Solution:
Let, \(\left\lfloor x \right\rfloor = a, \left\lfloor x + \frac{1}{3} \right\rfloor = b; \hspace{1cm} a, b \in \mathbb{Z} \)
Then, \(a = b\) or \(b = a + 1\)
Case 1: If \(a = b\),
\begin{align*}
{\left\lfloor x \right\rfloor}^{3} - 7 {\left\lfloor x + \frac{1}{3} \right\rfloor} &= -13
\\ ⇒ a^3 - 7a &= -13 \\
⇒ a^3 + 13 &= 7a \end{align*}
We can prove \(a ≠ b\) by showing \(a^3 + 13 \not\equiv 7a\) (mod 2)
Case 2: If \(b = a + 1\),
\begin{align*}
{\left\lfloor x \right\rfloor}^{3} - 7 {\left\lfloor x + \frac{1}{3} \right\rfloor} &= -13 \\
⇒ a^3 - 7 (a + 1) &= -13 \\
⇒ a^3 - 7a + 6 &= 0 \\
⇒ (a-1)(a-2)(a+3) &= 0 \\
\therefore a = 1, 2, -3
\end{align*}
Properties of floor function: If \( \left\lfloor x \right\rfloor = n\); where \(n \in \mathbb{Z}\) then, \(n \le x < n + 1\)
Solving for \((a, b) = (1, 2)\),
For \(a = 1\):
\begin{align*}
\left\lfloor x \right\rfloor &= 1 \\
⇒ 1 \le x < 2 \\
\therefore x = [1, 2)
\end{align*}
For \(b = 2\):
\begin{align*}
\left\lfloor x + \frac{1}{3} \right\rfloor &= 2 \\
⇒ 2 \le (x + \frac{1}{3}) < 3 \\
⇒ 2 - \frac{1}{3} \le x < 3 - \frac{1}{3} \\
⇒ \frac{5}{3} \le x < \frac{8}{3} \\
\therefore x = [\frac{5}{3}, \frac{8}{3})
\end{align*}
Combining the conditions: \( x \in [1, 2) \cap [\frac{5}{3}, \frac{8}{3})\)
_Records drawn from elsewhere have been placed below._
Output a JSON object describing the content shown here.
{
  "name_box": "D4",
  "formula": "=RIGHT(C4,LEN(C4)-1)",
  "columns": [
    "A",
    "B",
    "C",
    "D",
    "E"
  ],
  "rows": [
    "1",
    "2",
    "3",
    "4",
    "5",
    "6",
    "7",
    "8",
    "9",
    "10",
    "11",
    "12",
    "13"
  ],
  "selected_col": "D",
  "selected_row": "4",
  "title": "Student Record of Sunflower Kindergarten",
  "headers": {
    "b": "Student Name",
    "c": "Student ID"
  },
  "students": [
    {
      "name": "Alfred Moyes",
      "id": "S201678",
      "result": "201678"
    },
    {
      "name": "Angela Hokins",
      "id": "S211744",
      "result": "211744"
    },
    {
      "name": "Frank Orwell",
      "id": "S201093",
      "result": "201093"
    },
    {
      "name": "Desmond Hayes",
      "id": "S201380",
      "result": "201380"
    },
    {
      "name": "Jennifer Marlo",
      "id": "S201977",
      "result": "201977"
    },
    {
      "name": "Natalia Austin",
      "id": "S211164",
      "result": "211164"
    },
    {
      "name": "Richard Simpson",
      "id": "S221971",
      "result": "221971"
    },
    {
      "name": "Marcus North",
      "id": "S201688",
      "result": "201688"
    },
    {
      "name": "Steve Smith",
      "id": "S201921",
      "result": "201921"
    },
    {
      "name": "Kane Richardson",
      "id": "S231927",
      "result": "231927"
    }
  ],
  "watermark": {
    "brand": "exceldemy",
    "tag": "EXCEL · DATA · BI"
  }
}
\( \therefore x \in [\frac{5}{3}, 2)\)
Similarly, for \( (2, 3), (-3, -2)\) region is \([\frac{8}{3}, 3), [\frac{-7}{3}, -2) \) respectively
The final answer is:
\( [\frac{5}{3}, 2) \cup [\frac{8}{3}, 3) \cup [\frac{-7}{3}, -2) \)